My first stage was to determine what habits I wanted to form. These personal goals included regular exercise, more time with my wife, and greater contact with my family. All three are very important to me and needed to be a given rather than afterthoughts due to my intensely busy schedule.
Once I had this focus on what habits I wanted, the next stage was to set a plan of action as to how I would include these in my weekly schedule. This meant determining how to exercise five times a week, create a daily day or evening date with my wife, and regular communication with my family of at least once a week.

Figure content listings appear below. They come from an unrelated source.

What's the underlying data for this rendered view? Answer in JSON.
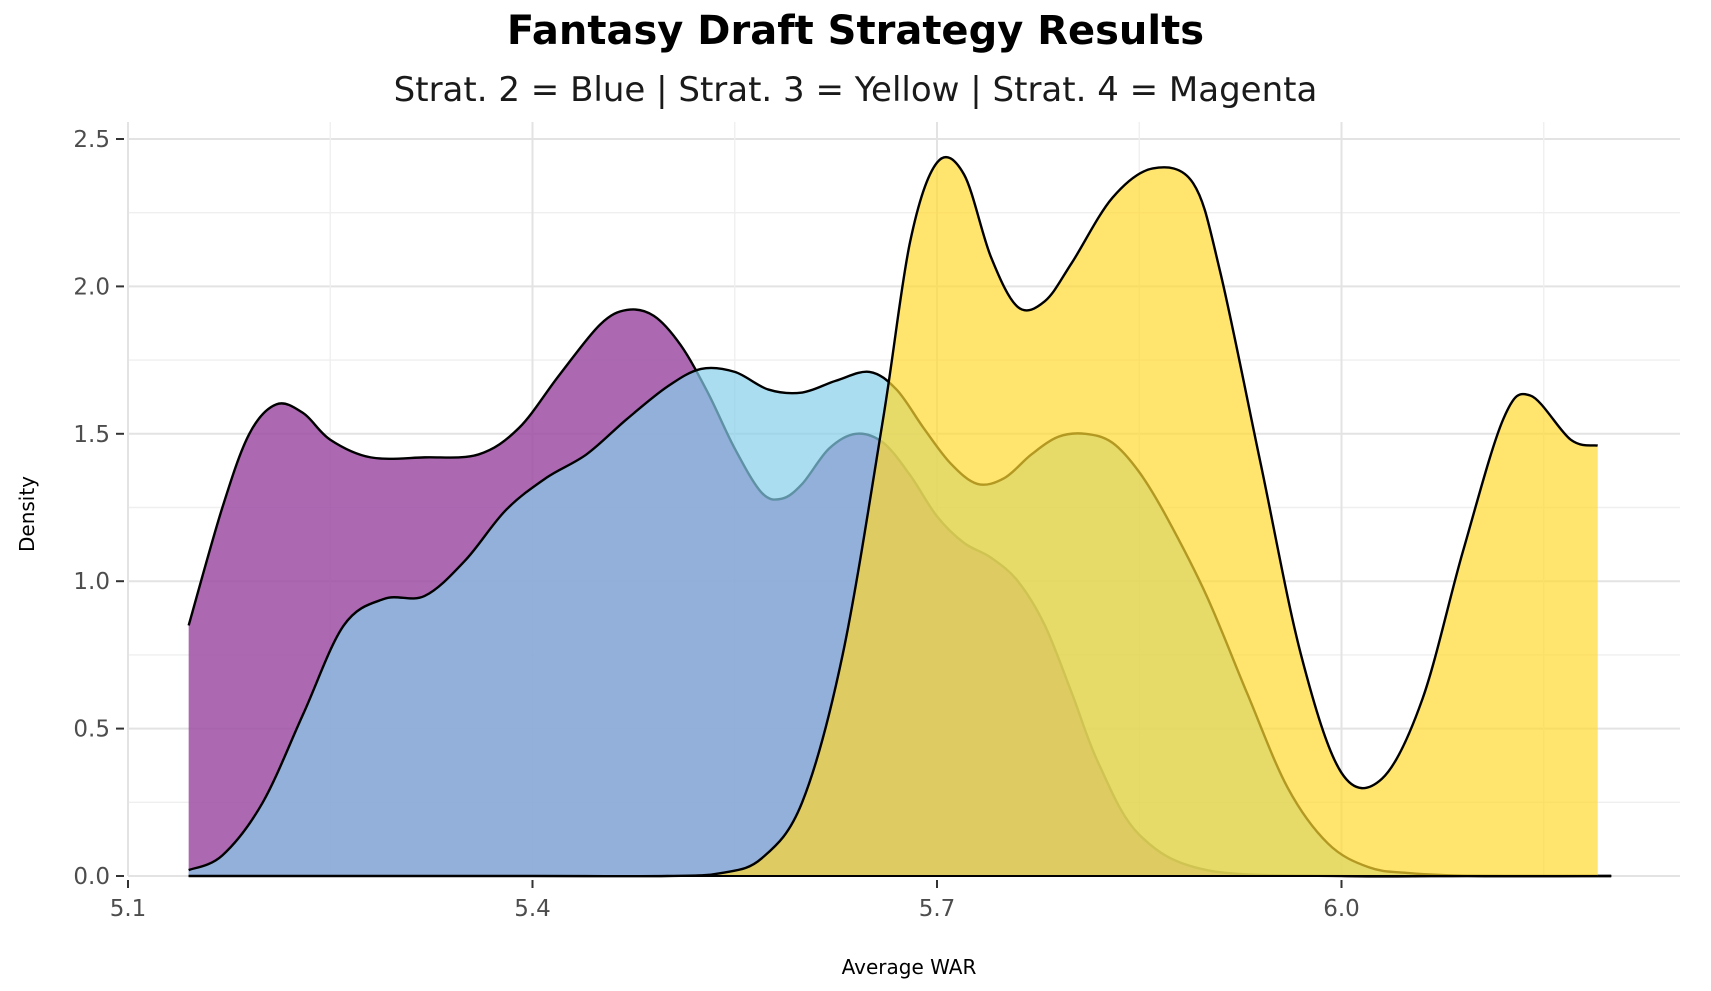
{
  "chart_data": {
    "type": "area",
    "title": "Fantasy Draft Strategy Results",
    "subtitle": "Strat. 2 = Blue | Strat. 3 = Yellow | Strat. 4 = Magenta",
    "xlabel": "Average WAR",
    "ylabel": "Density",
    "xlim": [
      5.1,
      6.22
    ],
    "ylim": [
      0,
      2.5
    ],
    "xticks": [
      "5.1",
      "5.4",
      "5.7",
      "6.0"
    ],
    "yticks": [
      "0.0",
      "0.5",
      "1.0",
      "1.5",
      "2.0",
      "2.5"
    ],
    "grid": true,
    "legend": "none",
    "series": [
      {
        "color": "#9E4FA5",
        "opacity": 0.85,
        "x": [
          5.145,
          5.17,
          5.19,
          5.21,
          5.23,
          5.25,
          5.28,
          5.32,
          5.36,
          5.39,
          5.42,
          5.45,
          5.47,
          5.49,
          5.51,
          5.53,
          5.55,
          5.57,
          5.585,
          5.6,
          5.62,
          5.64,
          5.66,
          5.68,
          5.7,
          5.72,
          5.74,
          5.76,
          5.78,
          5.8,
          5.82,
          5.85,
          5.9,
          6.0,
          6.1,
          6.2
        ],
        "y": [
          0.85,
          1.25,
          1.5,
          1.6,
          1.57,
          1.48,
          1.42,
          1.42,
          1.43,
          1.52,
          1.7,
          1.87,
          1.92,
          1.9,
          1.8,
          1.64,
          1.45,
          1.3,
          1.28,
          1.33,
          1.45,
          1.5,
          1.47,
          1.36,
          1.22,
          1.13,
          1.08,
          1.0,
          0.85,
          0.62,
          0.38,
          0.14,
          0.02,
          0.0,
          0.0,
          0.0
        ]
      },
      {
        "color": "#87CEEB",
        "opacity": 0.7,
        "x": [
          5.145,
          5.17,
          5.2,
          5.23,
          5.26,
          5.29,
          5.32,
          5.35,
          5.38,
          5.41,
          5.44,
          5.47,
          5.5,
          5.525,
          5.55,
          5.575,
          5.6,
          5.625,
          5.65,
          5.67,
          5.69,
          5.71,
          5.73,
          5.75,
          5.77,
          5.79,
          5.81,
          5.83,
          5.85,
          5.87,
          5.9,
          5.93,
          5.96,
          5.99,
          6.02,
          6.05,
          6.1,
          6.2
        ],
        "y": [
          0.02,
          0.07,
          0.25,
          0.55,
          0.85,
          0.94,
          0.95,
          1.07,
          1.24,
          1.35,
          1.43,
          1.55,
          1.66,
          1.72,
          1.71,
          1.65,
          1.64,
          1.68,
          1.71,
          1.65,
          1.52,
          1.4,
          1.33,
          1.35,
          1.43,
          1.49,
          1.5,
          1.47,
          1.37,
          1.22,
          0.95,
          0.62,
          0.3,
          0.11,
          0.03,
          0.01,
          0.0,
          0.0
        ]
      },
      {
        "color": "#FFD92F",
        "opacity": 0.7,
        "x": [
          5.145,
          5.4,
          5.5,
          5.54,
          5.57,
          5.6,
          5.63,
          5.66,
          5.68,
          5.7,
          5.72,
          5.74,
          5.76,
          5.78,
          5.8,
          5.83,
          5.86,
          5.89,
          5.91,
          5.94,
          5.97,
          6.0,
          6.03,
          6.06,
          6.09,
          6.12,
          6.14,
          6.17,
          6.19
        ],
        "y": [
          0.0,
          0.0,
          0.0,
          0.01,
          0.06,
          0.25,
          0.75,
          1.55,
          2.15,
          2.42,
          2.38,
          2.1,
          1.93,
          1.95,
          2.08,
          2.3,
          2.4,
          2.35,
          2.05,
          1.4,
          0.75,
          0.35,
          0.33,
          0.6,
          1.1,
          1.55,
          1.63,
          1.48,
          1.46
        ]
      }
    ]
  }
}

While adding these things into my schedule was one thing, and something I had previously always ended up canceling, the next stage had to be a mindful approach to mentally scheduling these activities as well with myself. No more penciling these things physically or mentally. I had to consciously tell myself these were the things I would be doing. Yes, I had to tell myself because they were not yet habits where I would just unconsciously do them.
This mindfulness involves stopping and actively thinking about what I am doing and why I need to be doing those things. Now, some are easier than others. For example, I can think of a million reasons why I should be on a date with my wife. Now, exercise, I can think of far fewer so it has taken me longer to make this activity a mindful practice. However, I have been able to by consciously focusing and meditating on why exercise is vital for succeeding at all the other things I want to do in life.
Having daily dates with my wife and communicating with my family weekly did become habits in 21 days, give or take a few days. Exercising five times a week as a habit, however, took closer to 35 days. However, I know longer find myself crossing these three things off my list. They are just there and done with no second thought. What’s next is to develop a list of other habits I would like to form or change and start these stages all over again. For me, I really believe it is not about a number but a process that develops over time along with conscious thinking and active mental participation in making those changes.